Federated Department Stores, Inc. reported total sales of $2.580 billion for fiscal September, an increase of 89.6% when compared to total sales of $1.361 billion in the same period last year. On a same-store basis, Federated's September sales were up 1.3%.

For the year to date, Federated's sales totaled $10.912 billion, up 14.3% from total sales of $9.548 billion in the first 35 weeks of 2004. On a same-store basis, Federated's year-to-date sales were up 1.7%.

Federated's total sales for September include the May Company acquisition, which was completed Aug. 30, 2005. Same-store sales include only Macy's and Bloomingdale's locations open for more than one full fiscal year. Sales from the company's Bridal Group division, which the company intends to divest and is being treated as a discontinued operation, are excluded from Federated total September sales.

“We had expected September comp store sales at Macy's and Bloomingdale's to increase between 2% and 3%. But a number of factors have led to disappointing sales results,” said Terry J. Lundgren, Federated chairman, president and chief executive officer. “These include lost sales from stores closed because of Hurricanes Katrina and Rita, reduced consumer spending resulting from higher gas prices, dampened consumer confidence and continued softness in our home store business.”

Based on August and September trends, Federated now expects same-store sales to rise by 1% to 2% in October, which would result in an increase of 1% to 1.5% in the third quarter of fiscal 2005. Same-store sales are expected to increase by 1% to 2% in the fourth quarter.

“In spite of lower-than-expected sales, Federated (excluding the impact of the May Company merger and upcoming credit transaction) still is on track to deliver the operating income anticipated when the year began. This indicates that the core of our business is solid as we enter a period of significant change to build shareholder value for the long term,” Lundgren said. “However, third and fourth quarter earnings for the merged company are difficult to predict because of a number of unusual factors, such as one-time costs associated with initial phases of the May Company integration, disruption to May division organizations and purchase-related accounting adjustments. Moreover, we can have little impact on May Company's fourth quarter results because assortments and marketing had been planned prior to the acquisition.

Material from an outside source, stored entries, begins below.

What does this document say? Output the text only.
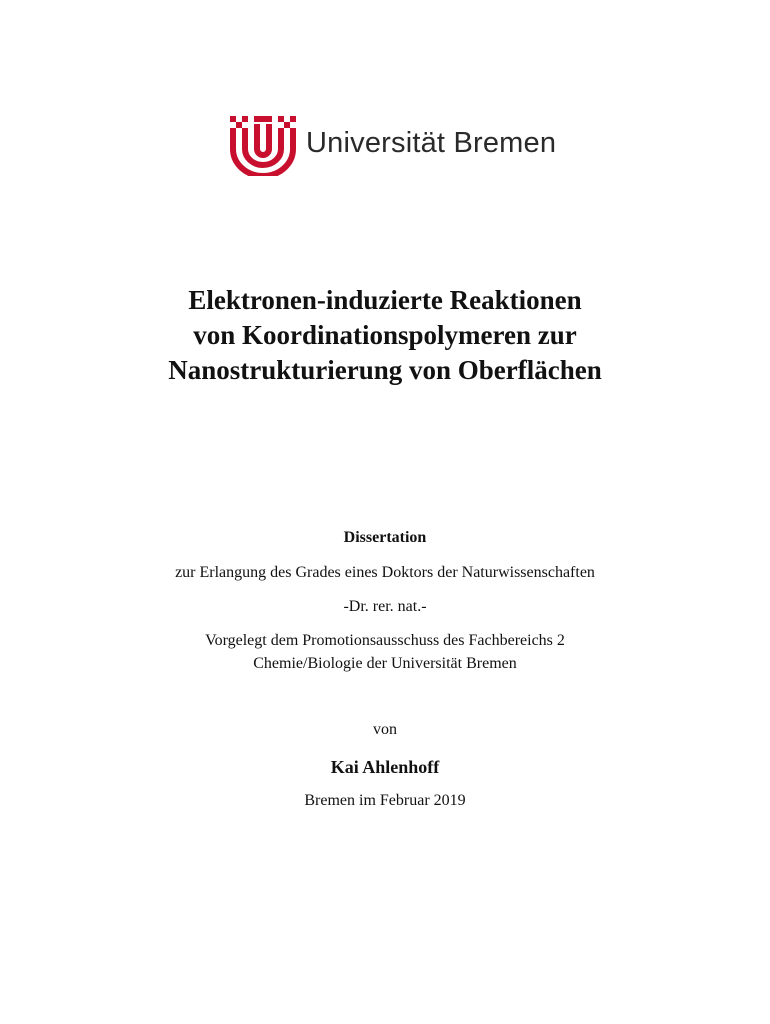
Universität Bremen
Elektronen-induzierte Reaktionen
von Koordinationspolymeren zur
Nanostrukturierung von Oberflächen
Dissertation
zur Erlangung des Grades eines Doktors der Naturwissenschaften
-Dr. rer. nat.-
Vorgelegt dem Promotionsausschuss des Fachbereichs 2
Chemie/Biologie der Universität Bremen
von
Kai Ahlenhoff
Bremen im Februar 2019
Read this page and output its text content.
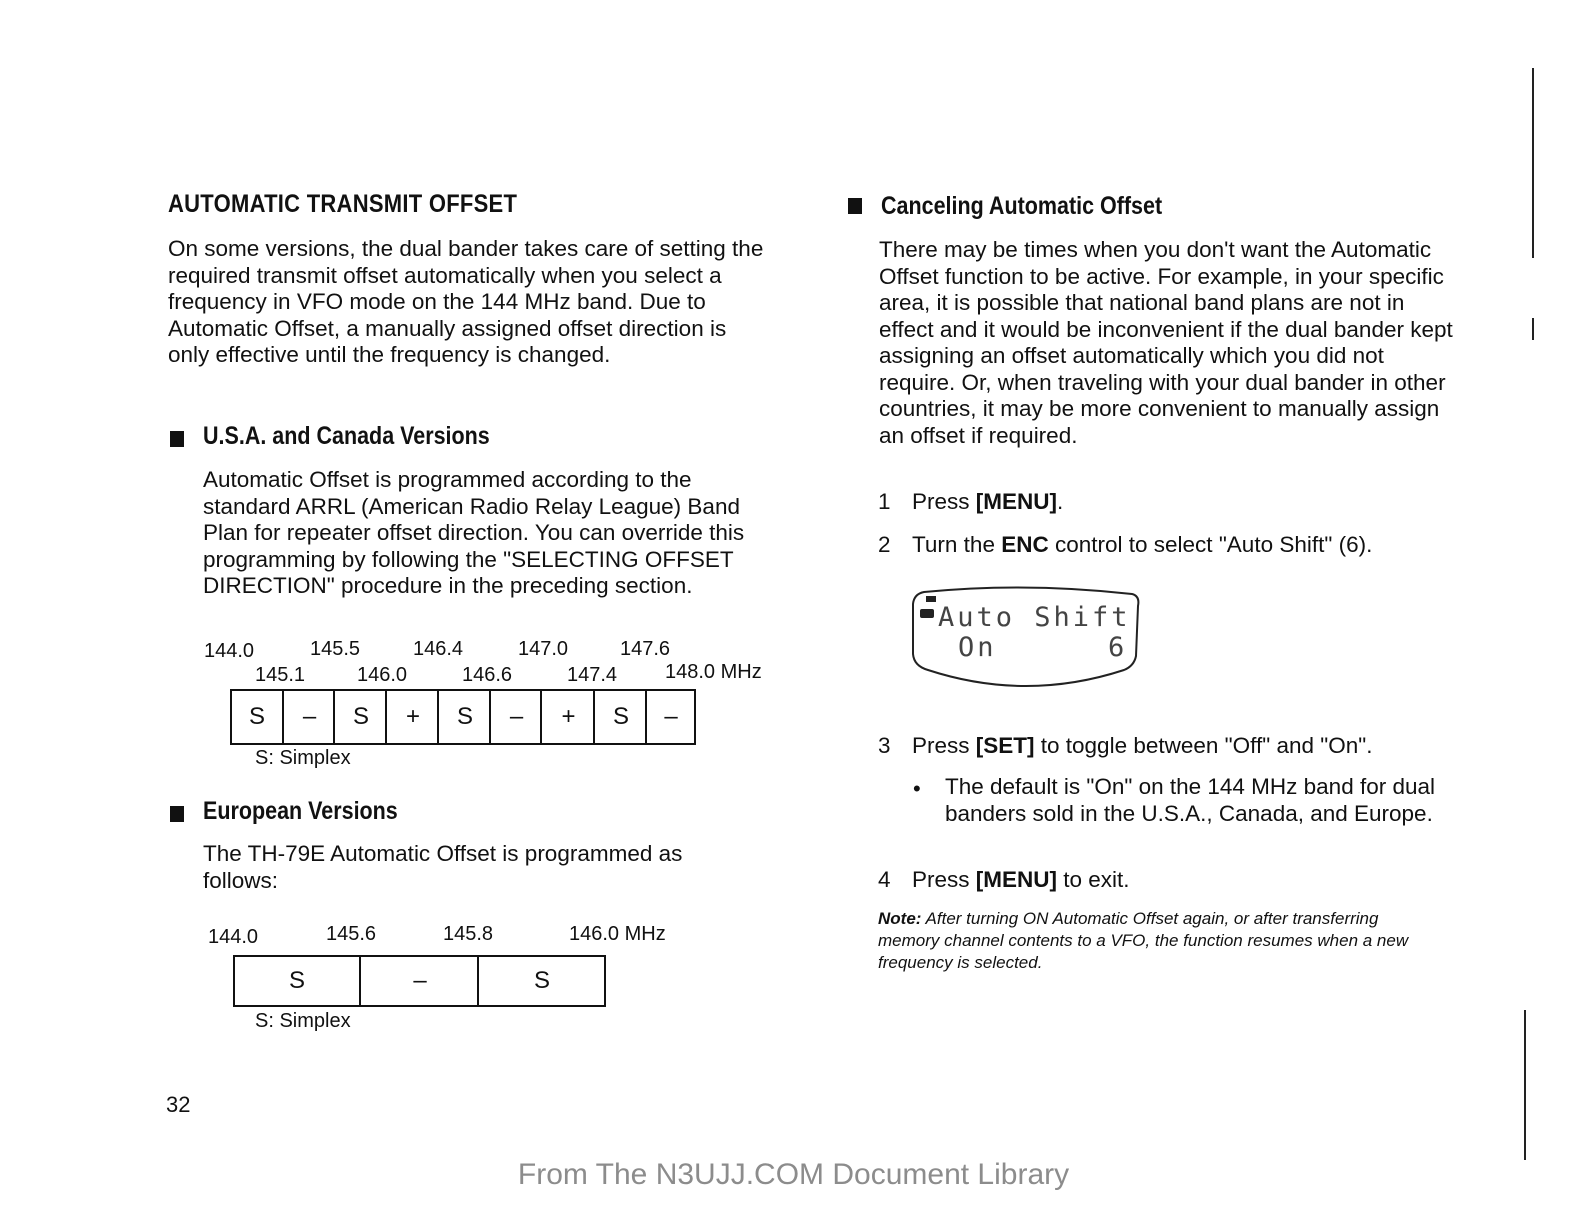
AUTOMATIC TRANSMIT OFFSET

On some versions, the dual bander takes care of setting the required transmit offset automatically when you select a frequency in VFO mode on the 144 MHz band. Due to Automatic Offset, a manually assigned offset direction is only effective until the frequency is changed.

U.S.A. and Canada Versions

Automatic Offset is programmed according to the standard ARRL (American Radio Relay League) Band Plan for repeater offset direction. You can override this programming by following the "SELECTING OFFSET DIRECTION" procedure in the preceding section.

144.0	145.5	146.4	147.0	147.6
145.1	146.0	146.6	147.4 148.0 MHz
S	–	S	+	S	–	+	S	–
S: Simplex
European Versions

The TH-79E Automatic Offset is programmed as follows:

144.0	145.6	145.8	146.0 MHz
S	–	S
S: Simplex
32
Canceling Automatic Offset

There may be times when you don't want the Automatic Offset function to be active. For example, in your specific area, it is possible that national band plans are not in effect and it would be inconvenient if the dual bander kept assigning an offset automatically which you did not require. Or, when traveling with your dual bander in other countries, it may be more convenient to manually assign an offset if required.

1 Press [MENU].
2 Turn the ENC control to select "Auto Shift" (6).
Auto Shift
On	6
3 Press [SET] to toggle between "Off" and "On".
• The default is "On" on the 144 MHz band for dual banders sold in the U.S.A., Canada, and Europe.

4 Press [MENU] to exit.
Note: After turning ON Automatic Offset again, or after transferring memory channel contents to a VFO, the function resumes when a new frequency is selected.
From The N3UJJ.COM Document Library
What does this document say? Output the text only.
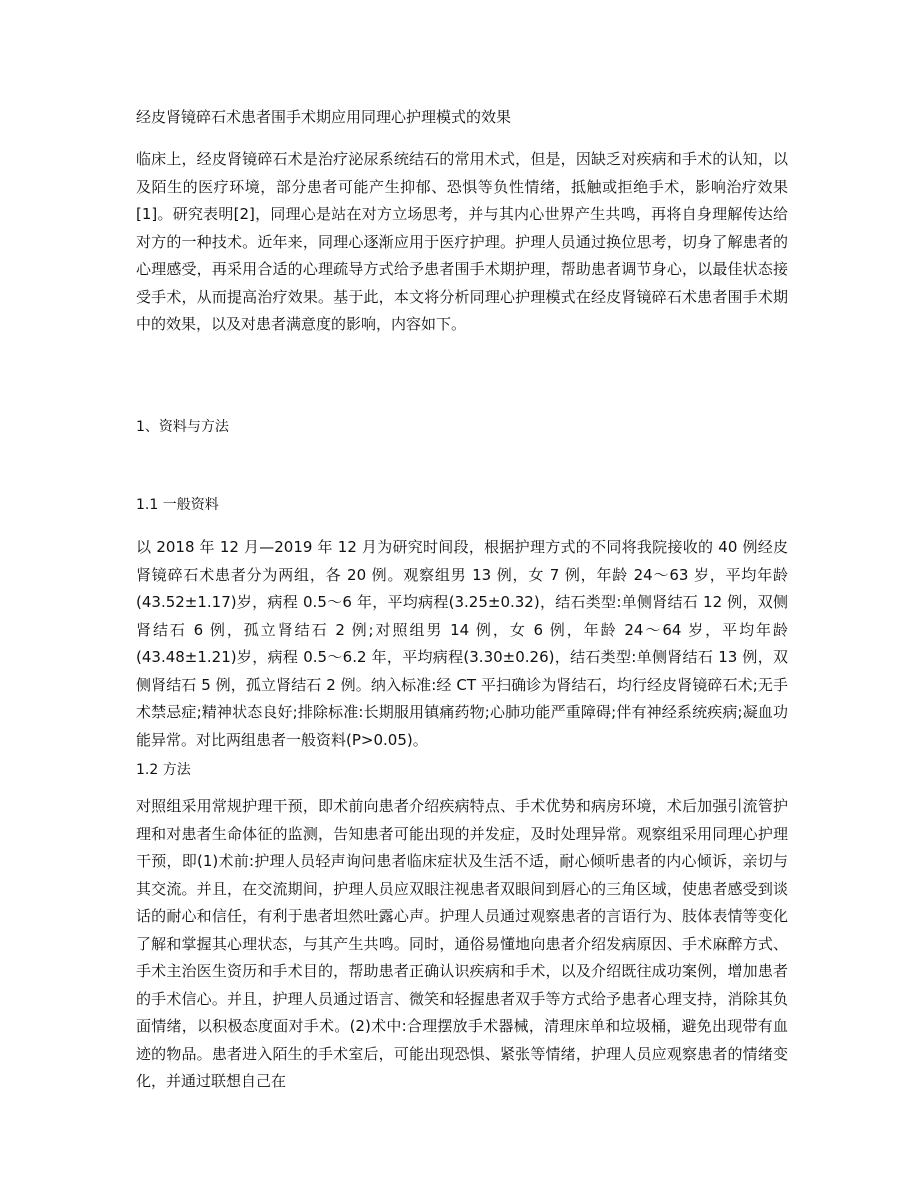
经皮肾镜碎石术患者围手术期应用同理心护理模式的效果

临床上，经皮肾镜碎石术是治疗泌尿系统结石的常用术式，但是，因缺乏对疾病和手术的认知，以及陌生的医疗环境，部分患者可能产生抑郁、恐惧等负性情绪，抵触或拒绝手术，影响治疗效果[1]。研究表明[2]，同理心是站在对方立场思考，并与其内心世界产生共鸣，再将自身理解传达给对方的一种技术。近年来，同理心逐渐应用于医疗护理。护理人员通过换位思考，切身了解患者的心理感受，再采用合适的心理疏导方式给予患者围手术期护理，帮助患者调节身心，以最佳状态接受手术，从而提高治疗效果。基于此，本文将分析同理心护理模式在经皮肾镜碎石术患者围手术期中的效果，以及对患者满意度的影响，内容如下。

1、资料与方法

1.1 一般资料

以 2018 年 12 月—2019 年 12 月为研究时间段，根据护理方式的不同将我院接收的 40 例经皮肾镜碎石术患者分为两组，各 20 例。观察组男 13 例，女 7 例，年龄 24～63 岁，平均年龄(43.52±1.17)岁，病程 0.5～6 年，平均病程(3.25±0.32)，结石类型:单侧肾结石 12 例，双侧肾结石 6 例，孤立肾结石 2 例;对照组男 14 例，女 6 例，年龄 24～64 岁，平均年龄(43.48±1.21)岁，病程 0.5～6.2 年，平均病程(3.30±0.26)，结石类型:单侧肾结石 13 例，双侧肾结石 5 例，孤立肾结石 2 例。纳入标准:经 CT 平扫确诊为肾结石，均行经皮肾镜碎石术;无手术禁忌症;精神状态良好;排除标准:长期服用镇痛药物;心肺功能严重障碍;伴有神经系统疾病;凝血功能异常。对比两组患者一般资料(P>0.05)。

1.2 方法

对照组采用常规护理干预，即术前向患者介绍疾病特点、手术优势和病房环境，术后加强引流管护理和对患者生命体征的监测，告知患者可能出现的并发症，及时处理异常。观察组采用同理心护理干预，即(1)术前:护理人员轻声询问患者临床症状及生活不适，耐心倾听患者的内心倾诉，亲切与其交流。并且，在交流期间，护理人员应双眼注视患者双眼间到唇心的三角区域，使患者感受到谈话的耐心和信任，有利于患者坦然吐露心声。护理人员通过观察患者的言语行为、肢体表情等变化了解和掌握其心理状态，与其产生共鸣。同时，通俗易懂地向患者介绍发病原因、手术麻醉方式、手术主治医生资历和手术目的，帮助患者正确认识疾病和手术，以及介绍既往成功案例，增加患者的手术信心。并且，护理人员通过语言、微笑和轻握患者双手等方式给予患者心理支持，消除其负面情绪，以积极态度面对手术。(2)术中:合理摆放手术器械，清理床单和垃圾桶，避免出现带有血迹的物品。患者进入陌生的手术室后，可能出现恐惧、紧张等情绪，护理人员应观察患者的情绪变化，并通过联想自己在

“That being said, our best guidance for earnings from continuing operations – excluding an estimated after-tax gain of $380 million ($1.56 per share) on the planned sale of receivables in the third quarter and one-time acquisition related pre-tax costs of $50 million to $100 million (13 cents to 25 cents per share) in the third quarter and $100 million to $150 million (22 cents to 33 cents per share) in the fourth quarter – is 20 cents to 25 cents per share for the third quarter and $2.35 to $2.45 per share for the fourth quarter. Including these items, our guidance for earnings from continuing operations is $1.50 to $1.65 per share for the third quarter and $2.00 to $2.20 per share for the fourth quarter.”